Although the band members are known as the ultimate road warriors — logging thousands of miles each year — they’re finally going to slow down early next year and take some time for writing.
“That is part of the plan, taking time off … settling in and starting to look toward making the next record,” said John Skehan, the mandolin player for the group. “We realized, unlike this past year, where we kept touring right through January and February … we needed to have some time off the road.”
That decision is underscored by the announcement early last month that bass player Johnny Grubb soon will leave the band to spend more time with his growing family. Keith Moseley, bass player for The String Cheese Incident, will fill in for Grubb when the band plays Jam Cruise soon after the first of the year.
“It’s a little bit insane,” Skehan said of the band’s adjustment to the announcement. “It is hard and I’m still sorting it out. We will figure out a way to fill the gap, but Johnny will be with us right up through New Year’s Eve.”
The lineup change may have hit the members of Railroad Earth harder than it would musicians in many other bands. Though many musicians talk about how their bands formed organically, Railroad Earth is one of the few that can substantiate that claim. The band, which is often classified as bluegrass, developed after a group of musicians in northwestern New Jersey jammed together, on and off, for the better part of 10 years.
“When we started, we only loosely had the idea of getting together and playing some music,” lead vocalist and songwriter Todd Sheaffer said. “Over a six-month period, we started working on some original songs as well as playing some covers that we thought would be fun to play.”

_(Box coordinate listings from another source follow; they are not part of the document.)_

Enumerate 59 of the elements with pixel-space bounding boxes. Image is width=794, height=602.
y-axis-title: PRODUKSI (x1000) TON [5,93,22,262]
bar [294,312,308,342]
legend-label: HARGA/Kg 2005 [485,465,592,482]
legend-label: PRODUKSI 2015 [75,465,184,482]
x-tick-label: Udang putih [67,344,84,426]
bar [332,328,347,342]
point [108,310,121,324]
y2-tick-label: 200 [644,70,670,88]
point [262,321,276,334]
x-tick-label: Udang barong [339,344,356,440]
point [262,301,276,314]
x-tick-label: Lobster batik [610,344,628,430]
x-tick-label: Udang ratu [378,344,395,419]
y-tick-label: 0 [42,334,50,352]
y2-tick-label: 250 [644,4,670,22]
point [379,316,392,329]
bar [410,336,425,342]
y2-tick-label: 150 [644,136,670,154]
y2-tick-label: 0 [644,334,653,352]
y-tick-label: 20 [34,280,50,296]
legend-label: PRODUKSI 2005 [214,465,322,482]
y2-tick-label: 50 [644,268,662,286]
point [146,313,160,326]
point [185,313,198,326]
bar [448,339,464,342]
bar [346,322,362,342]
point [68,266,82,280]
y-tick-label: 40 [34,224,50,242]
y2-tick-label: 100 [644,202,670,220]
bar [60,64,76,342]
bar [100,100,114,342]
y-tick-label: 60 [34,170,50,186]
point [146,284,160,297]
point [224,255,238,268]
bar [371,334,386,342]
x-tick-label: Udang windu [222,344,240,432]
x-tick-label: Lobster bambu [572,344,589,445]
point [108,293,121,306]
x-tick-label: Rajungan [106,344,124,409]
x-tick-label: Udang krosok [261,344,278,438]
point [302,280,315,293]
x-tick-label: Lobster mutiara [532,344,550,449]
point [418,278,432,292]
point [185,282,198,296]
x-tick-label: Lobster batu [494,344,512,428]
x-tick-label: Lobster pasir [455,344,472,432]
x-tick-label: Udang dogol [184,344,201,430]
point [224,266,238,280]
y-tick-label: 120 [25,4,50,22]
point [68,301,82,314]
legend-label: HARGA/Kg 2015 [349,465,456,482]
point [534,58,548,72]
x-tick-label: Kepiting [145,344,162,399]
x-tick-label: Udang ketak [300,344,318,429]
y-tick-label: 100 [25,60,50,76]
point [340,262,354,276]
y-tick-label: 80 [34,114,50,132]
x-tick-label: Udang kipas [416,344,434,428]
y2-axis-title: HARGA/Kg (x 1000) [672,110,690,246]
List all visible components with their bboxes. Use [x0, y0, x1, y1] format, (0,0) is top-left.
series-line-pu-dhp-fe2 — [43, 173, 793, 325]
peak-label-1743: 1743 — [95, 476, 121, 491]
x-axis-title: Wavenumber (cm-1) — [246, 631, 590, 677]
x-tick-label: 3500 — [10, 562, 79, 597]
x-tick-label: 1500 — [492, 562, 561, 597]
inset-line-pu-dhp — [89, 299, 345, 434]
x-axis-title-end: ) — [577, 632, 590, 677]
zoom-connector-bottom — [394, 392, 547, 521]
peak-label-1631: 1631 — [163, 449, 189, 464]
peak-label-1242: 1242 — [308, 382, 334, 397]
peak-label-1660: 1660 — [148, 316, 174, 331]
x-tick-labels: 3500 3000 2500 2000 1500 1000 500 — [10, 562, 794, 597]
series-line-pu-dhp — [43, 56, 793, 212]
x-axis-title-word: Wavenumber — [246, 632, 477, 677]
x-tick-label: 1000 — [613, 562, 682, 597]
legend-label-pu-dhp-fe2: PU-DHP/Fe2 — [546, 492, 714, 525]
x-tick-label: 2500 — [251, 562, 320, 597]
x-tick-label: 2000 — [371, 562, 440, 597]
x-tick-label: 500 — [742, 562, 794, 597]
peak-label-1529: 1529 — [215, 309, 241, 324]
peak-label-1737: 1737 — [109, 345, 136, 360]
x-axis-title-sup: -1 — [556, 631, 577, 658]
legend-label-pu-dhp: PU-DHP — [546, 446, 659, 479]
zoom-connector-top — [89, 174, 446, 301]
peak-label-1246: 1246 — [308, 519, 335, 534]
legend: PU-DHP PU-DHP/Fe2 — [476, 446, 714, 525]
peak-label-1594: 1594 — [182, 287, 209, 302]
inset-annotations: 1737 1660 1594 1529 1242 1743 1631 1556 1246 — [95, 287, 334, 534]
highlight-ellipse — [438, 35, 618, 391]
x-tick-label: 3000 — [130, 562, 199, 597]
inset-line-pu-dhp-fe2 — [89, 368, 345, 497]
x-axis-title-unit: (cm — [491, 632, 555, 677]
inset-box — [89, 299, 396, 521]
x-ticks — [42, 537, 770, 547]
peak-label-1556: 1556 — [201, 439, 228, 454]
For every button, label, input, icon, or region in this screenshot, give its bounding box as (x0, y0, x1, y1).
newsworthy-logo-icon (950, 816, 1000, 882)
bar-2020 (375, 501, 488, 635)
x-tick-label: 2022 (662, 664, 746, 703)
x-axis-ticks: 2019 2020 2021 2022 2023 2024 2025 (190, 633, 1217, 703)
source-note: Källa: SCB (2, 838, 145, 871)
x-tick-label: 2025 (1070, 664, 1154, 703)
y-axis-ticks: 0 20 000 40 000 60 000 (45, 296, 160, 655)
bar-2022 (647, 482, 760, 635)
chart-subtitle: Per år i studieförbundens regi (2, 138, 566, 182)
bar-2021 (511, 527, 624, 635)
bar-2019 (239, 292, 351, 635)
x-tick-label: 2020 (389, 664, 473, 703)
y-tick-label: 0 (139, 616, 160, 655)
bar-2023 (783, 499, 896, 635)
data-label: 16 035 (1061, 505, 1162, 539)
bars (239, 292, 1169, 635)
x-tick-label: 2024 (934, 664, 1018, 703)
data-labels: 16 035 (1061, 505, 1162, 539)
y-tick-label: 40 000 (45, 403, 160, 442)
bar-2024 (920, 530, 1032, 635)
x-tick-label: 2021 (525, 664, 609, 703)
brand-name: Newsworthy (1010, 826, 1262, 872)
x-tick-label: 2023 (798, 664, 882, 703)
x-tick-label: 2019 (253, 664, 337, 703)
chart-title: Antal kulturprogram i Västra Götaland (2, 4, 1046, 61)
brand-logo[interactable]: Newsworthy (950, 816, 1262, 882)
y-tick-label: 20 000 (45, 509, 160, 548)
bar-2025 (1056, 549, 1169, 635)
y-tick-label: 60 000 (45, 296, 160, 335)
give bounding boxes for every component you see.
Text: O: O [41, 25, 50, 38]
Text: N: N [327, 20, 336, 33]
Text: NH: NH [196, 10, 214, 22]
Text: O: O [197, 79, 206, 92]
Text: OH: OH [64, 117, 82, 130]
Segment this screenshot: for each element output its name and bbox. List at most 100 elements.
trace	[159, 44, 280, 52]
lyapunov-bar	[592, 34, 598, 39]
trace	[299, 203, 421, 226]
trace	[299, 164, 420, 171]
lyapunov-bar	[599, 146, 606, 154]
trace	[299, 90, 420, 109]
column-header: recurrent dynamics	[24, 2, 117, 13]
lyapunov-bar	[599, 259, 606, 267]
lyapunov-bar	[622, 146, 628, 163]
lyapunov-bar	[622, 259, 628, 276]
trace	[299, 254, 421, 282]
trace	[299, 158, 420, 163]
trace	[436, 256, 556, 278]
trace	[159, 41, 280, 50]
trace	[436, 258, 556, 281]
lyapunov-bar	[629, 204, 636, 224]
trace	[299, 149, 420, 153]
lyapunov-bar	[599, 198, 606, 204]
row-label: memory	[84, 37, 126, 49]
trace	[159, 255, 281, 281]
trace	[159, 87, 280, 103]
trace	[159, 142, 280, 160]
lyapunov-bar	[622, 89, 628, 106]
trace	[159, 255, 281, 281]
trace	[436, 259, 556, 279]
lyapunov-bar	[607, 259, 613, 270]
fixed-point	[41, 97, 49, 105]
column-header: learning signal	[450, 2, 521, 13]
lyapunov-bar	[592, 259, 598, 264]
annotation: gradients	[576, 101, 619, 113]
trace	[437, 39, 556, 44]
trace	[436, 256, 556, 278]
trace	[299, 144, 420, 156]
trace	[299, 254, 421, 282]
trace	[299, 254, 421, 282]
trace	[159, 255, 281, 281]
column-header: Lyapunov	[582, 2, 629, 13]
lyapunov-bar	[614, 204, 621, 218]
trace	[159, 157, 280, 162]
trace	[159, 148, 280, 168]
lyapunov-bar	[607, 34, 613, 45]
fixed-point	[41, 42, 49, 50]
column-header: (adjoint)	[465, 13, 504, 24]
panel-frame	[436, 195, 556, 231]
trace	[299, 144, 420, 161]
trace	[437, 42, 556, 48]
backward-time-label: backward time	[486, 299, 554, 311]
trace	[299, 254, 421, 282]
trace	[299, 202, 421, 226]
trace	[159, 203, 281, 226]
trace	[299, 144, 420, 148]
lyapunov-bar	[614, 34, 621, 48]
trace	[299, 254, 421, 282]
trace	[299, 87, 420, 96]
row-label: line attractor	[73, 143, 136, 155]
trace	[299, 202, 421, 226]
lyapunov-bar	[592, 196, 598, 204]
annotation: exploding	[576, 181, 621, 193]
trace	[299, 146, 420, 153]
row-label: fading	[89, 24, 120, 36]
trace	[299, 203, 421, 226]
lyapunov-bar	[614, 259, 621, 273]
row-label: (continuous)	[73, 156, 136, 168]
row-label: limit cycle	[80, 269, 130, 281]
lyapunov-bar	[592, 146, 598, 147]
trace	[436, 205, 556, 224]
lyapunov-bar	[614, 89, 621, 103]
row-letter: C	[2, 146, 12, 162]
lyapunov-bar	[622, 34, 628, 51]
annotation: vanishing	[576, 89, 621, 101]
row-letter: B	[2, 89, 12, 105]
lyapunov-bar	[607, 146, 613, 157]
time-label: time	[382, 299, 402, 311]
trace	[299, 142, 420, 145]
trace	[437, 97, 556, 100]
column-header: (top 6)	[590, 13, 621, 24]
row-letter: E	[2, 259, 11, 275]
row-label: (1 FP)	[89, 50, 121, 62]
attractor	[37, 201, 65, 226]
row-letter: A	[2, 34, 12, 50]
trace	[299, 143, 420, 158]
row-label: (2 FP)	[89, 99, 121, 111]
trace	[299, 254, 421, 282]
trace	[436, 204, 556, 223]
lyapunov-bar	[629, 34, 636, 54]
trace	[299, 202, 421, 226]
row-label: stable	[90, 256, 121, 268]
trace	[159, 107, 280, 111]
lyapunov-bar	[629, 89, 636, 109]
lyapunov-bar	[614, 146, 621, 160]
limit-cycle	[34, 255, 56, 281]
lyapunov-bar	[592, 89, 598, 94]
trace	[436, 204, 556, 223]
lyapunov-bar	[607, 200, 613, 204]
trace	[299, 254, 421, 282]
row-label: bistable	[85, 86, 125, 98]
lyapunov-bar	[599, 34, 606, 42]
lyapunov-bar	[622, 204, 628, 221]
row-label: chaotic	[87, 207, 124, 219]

When the eureka moment hit and the band formed, members adopted the name of a Jack Kerouac poem as its name. The gritty, all-encompassing worldview Kerouac embraced meshed perfectly with the various genres that create Railroad Earth’s sound.
For example, violin player Tim Carbone considers himself a rock ‘n’ roll guy who has Celtic and jazz influences. Sheaffer is also a rock guy. Yet Andy Goessling, who plays everything from acoustic guitar to pennywhistle, is definitely from a bluegrass state of mind. Skehan just joined forces with New York-based mandolin player Todd Collins to release a CD of Baroque music, “John Skehan & Todd Collins Perform Mandolin Duets of Emanuele Barbella (C. 1710-1773).”
But for all their disparate interests, the members of Railroad Earth are confident they’ll be back and strong next year.
“We don’t know [what 2010 will bring] until we really get into it,” Skehan said. “In the spring and summer, there will be the usual amount of festivals and we’ll be there, rolling right through them.”